そんな馬鹿な女を、クソほど見てきた。そしてそんな恋人を面倒に感じ始めた男達を慰め、物にしてきたのは何を隠そう一二美である。
(まさか、この顔に飽きた……?)
一二美の美しさが、もう通用しなくなったのだろうか。美しさ以外に誇れるものなどない一二美は愕然とする。
(いやいやいや、避けられてるって、決まったわけじゃない……)
一二美が会いたいと思うほど、あちらが一二美に会いたくなかっただけだ。
(なにそれ。それはそれで普通に死ぬ……)
深く落ち込んだ一二美はのろのろと立ち上がると、一二美のベッドに寝転んでいた早雪の背にぽすんと頭を乗せた。
「ひー? どうした」
最近琥太郎と気まずいらしく、早雪はよく一二美の部屋に避難している。そんな早雪に、一二美は無言でスマホの画面を見せた。
「ヤス?」
「五回」
「ごかい?」
「断られた。五回目」
「へえ。何? 喧嘩でもしてんの?」
早雪の一言で新しい選択肢が増えてしまった。一二美はさーっと顔を青ざめさせる。
「……え? 喧嘩? なんで?」
「え。だって、あんだけ来てたヤスが会いに来なくなったんでしょ……?」
一二美は抱き締めていたクッションをぽいと放り投げ、早雪に迫る。
「待って……私、喧嘩した覚えはない……」
ガタガタと震えながら早雪の二の腕にしがみつけば、「電話とかは?」と尋ねられる。
「無い……」
「んー。スタンプにも既読付けるだけかあ……」
「ええええ! ええええ?!」
一二美にとっての喧嘩とは、互いに大声で罵り合ったり、他の女が乱入してきたり、髪を引っ張りあったりと、かなり派手なものばかりだった。だからこんなに静かに、いつの間にか、喧嘩が始まるだなんて可能性を考えたことが無かった。

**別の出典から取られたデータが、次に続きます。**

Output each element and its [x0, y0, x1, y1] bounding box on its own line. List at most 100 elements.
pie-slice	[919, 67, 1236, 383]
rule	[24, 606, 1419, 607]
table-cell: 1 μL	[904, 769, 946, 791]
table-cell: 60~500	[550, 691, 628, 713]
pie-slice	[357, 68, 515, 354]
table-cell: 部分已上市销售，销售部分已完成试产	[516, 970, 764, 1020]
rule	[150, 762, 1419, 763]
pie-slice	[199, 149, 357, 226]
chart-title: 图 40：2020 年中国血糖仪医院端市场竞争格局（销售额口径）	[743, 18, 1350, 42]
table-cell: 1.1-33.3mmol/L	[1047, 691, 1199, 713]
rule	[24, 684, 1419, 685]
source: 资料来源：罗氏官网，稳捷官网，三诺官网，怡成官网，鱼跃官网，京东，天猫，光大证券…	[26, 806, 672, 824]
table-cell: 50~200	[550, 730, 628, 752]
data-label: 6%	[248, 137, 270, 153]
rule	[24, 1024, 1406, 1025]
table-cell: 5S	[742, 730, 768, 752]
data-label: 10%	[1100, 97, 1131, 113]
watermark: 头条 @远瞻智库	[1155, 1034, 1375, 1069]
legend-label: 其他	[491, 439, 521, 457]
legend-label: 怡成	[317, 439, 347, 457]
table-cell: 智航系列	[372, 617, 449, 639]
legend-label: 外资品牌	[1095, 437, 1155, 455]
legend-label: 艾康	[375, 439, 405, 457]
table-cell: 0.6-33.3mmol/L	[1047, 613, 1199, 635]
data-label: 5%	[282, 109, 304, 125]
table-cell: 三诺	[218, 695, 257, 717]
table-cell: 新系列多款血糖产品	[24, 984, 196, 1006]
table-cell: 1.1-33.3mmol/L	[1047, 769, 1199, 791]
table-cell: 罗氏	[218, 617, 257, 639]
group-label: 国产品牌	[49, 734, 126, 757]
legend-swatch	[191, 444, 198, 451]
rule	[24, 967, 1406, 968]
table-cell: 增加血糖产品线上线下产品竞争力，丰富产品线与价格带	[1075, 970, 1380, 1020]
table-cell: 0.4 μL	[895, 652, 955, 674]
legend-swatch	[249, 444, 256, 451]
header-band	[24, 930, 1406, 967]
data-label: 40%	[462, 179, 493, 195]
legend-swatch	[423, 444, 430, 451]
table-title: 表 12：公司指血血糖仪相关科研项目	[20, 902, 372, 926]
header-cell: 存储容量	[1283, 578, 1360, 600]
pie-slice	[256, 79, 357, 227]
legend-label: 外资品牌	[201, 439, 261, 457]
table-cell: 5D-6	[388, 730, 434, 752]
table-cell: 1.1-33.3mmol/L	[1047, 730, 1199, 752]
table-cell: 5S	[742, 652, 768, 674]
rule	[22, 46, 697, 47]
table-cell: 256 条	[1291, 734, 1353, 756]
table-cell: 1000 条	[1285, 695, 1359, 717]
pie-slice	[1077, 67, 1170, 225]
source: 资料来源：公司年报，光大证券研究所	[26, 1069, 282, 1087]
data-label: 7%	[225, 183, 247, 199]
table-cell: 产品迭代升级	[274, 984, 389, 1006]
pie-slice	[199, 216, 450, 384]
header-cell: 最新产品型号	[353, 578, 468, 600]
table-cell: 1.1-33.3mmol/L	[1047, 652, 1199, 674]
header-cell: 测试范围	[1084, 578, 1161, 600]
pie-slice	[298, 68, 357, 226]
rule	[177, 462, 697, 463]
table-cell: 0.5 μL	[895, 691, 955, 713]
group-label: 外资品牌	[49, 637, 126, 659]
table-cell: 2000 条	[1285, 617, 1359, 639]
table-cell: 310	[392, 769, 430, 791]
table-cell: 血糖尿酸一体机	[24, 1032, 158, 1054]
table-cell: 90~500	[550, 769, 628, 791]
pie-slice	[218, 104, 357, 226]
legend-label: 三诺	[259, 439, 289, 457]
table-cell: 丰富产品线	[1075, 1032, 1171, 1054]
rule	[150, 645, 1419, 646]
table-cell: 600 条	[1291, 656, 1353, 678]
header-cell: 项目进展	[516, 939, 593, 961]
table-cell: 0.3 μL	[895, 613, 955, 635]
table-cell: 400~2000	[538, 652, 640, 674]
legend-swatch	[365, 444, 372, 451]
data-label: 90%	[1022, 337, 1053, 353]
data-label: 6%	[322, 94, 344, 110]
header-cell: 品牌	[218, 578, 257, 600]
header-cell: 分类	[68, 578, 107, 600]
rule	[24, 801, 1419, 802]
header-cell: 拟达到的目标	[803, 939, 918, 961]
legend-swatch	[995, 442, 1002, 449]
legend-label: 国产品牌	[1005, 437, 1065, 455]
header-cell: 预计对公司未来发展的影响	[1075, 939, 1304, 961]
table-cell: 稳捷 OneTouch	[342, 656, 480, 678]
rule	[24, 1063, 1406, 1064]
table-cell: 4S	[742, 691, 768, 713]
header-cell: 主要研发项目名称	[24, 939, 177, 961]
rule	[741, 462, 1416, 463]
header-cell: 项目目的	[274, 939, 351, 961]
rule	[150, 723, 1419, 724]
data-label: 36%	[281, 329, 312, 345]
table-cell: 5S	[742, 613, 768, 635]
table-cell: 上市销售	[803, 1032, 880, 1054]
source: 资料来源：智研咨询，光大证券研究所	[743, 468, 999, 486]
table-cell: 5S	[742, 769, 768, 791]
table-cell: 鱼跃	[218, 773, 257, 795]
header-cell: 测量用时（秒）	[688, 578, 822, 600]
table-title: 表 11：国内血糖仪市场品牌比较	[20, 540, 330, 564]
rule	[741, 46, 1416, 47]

喧嘩という案を聞いてしまった今では、康久が一二美に飽きる――よりもずっと、信憑性がある気がする。
「……そういえば康久、なんか、私に言いたそうやった」
「あーららー」
早雪の「あーららー」が、物語でいう「だったとさ」と同じ意味合いを含んでいることを敏感に察した一二美は、顔を蒼白させて早雪を見た。
「なななななんで?! 喧嘩なの?! これ?!」
「うーん」
「私本当に心当たり――」
ない、という言葉は紡がれなかった。一二美の部屋の戸の隙間から嘉一がこちらを覗いていたのだ。
「か、嘉一……なんか康久から聞いて……」
「――見たな。痛い目」
『お前な……いつか絶対痛い目見るからな』
いつだったか、嘉一が一二美に言った言葉を思い出す。
嘉一がにやりと笑った。容赦のない、機嫌のいい声が嘉一から降り注がれる。
「別に、私は本当に何にも――」
「してないと思うぐらい、ひーがやばいってことだろ」
一二美は目を見開き、口元を両手で覆い、ガタガタと震え始めた。
「言っとくけどな、ヤス怒らせたとしたら、悪いのは百パーひーだからな」
嘉一に言われずとも、はっきりとわかる。確かに康久を怒らせたら――悪いのは百パーセント自分だ。
「楽しみだなあ? ひー」
にやぁ、と積年の恨みを晴らした魔王のように嘉一が笑う。
一二美は後ろ向きにぶっ倒れた。